We volunteered for CAVS to be tested by http://www.av-comparatives.org/ to see its 2nd line of defense (Detection). CAVS 2 came out around 42%, v1 was 27%.
Why did we volunteer:
1)We got nothing to hide from our users, good or bad!
2)We care more about prevention than detection! Afterall CAVS 2 stops more malware than all the other AV’s can detect so we are happy that we are protecting our users and not charging them for a product that we know that will definitely fail when the next new malware hits the streets.
3)Even though detection is 2nd line of defense in our architecture, we still want everyone to see how we will improve slowly but surely in that area and will become one of the best.
The HIPS is supposed to ask you before you run a program, right, excluding programs in the safelist? That doesn’t really add any “prevention” because if it’s not in the definitions or caught by the heuristics, then the user won’t know it’s malware. And, if all it does is catch executions, it doesn’t really help because the user wouldn’t have downloaded it in the first place if they knew the file was malware. It’s more of an annoyance layer then a prevention layer.
valid point: however, that depends on how big your safelist is…
if you have a large enough safelist… then most likely, the only time you should see the warning from HIPS is when something is wrong…
Just ask yourself: how many times a day does an average user execute new applications on their machines ? not many! and if we have a big safelist…
But if all the safelist does is exclude items, then that still doesn’t serve any purpose. It would only serve to take up more space. You’re not supposed to run any program not on the safelist? What about some inconspicuous SourceForge program that’s buried on page 283 but still serves a great purpose? Normal user won’t know to submit, they’ll just randomly scream “OMG MALWARE”. Also, I don’t see any instruction in CAVS on that’s what you’re supposed to do, if it is. And if you’re not, then, again, what is the point of HIPS?
The last sentence is a great concept but it uses a flawed means of getting there. Instead of adding what is essentially a panic layer, annoyance layer, and bloat layer why not use your awesome technology to make the best heuristics in the world? HIPS seems old-fashioned and ineffective compared to a technology that could analyze behaviour.

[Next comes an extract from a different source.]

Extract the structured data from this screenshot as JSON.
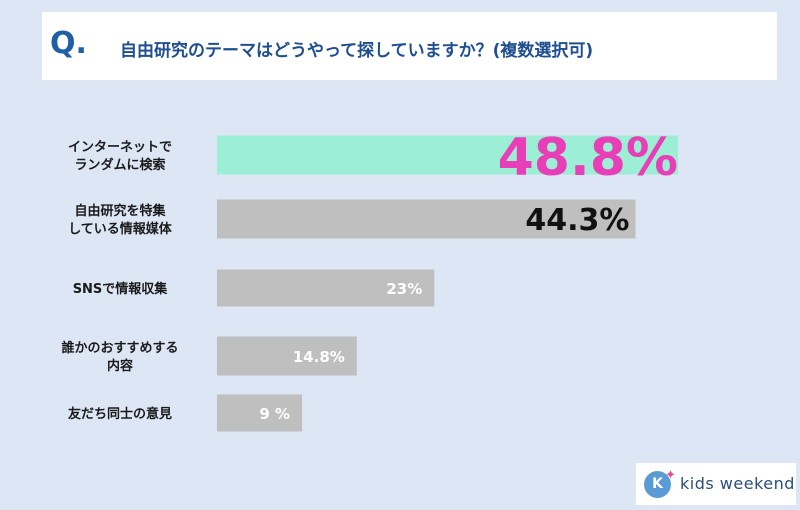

Before I explain why I think that (yes, I do have one), may I ask you a question?
The whole idea of the HIPS is essentially don’t run any program not on the safelist? Is that what it essentially boils down to?
its about controlling resources that could cause damage.
eg: if Uranium is a resource that could be used against us, then it should be well controlled and we shouldn’t allow access to anyone unless authorised.
The only way a malware could do damage is if they get CPU time and execute some code.
so, by only allowing safe ones execution privilige you mitigate risks of malware causing damage.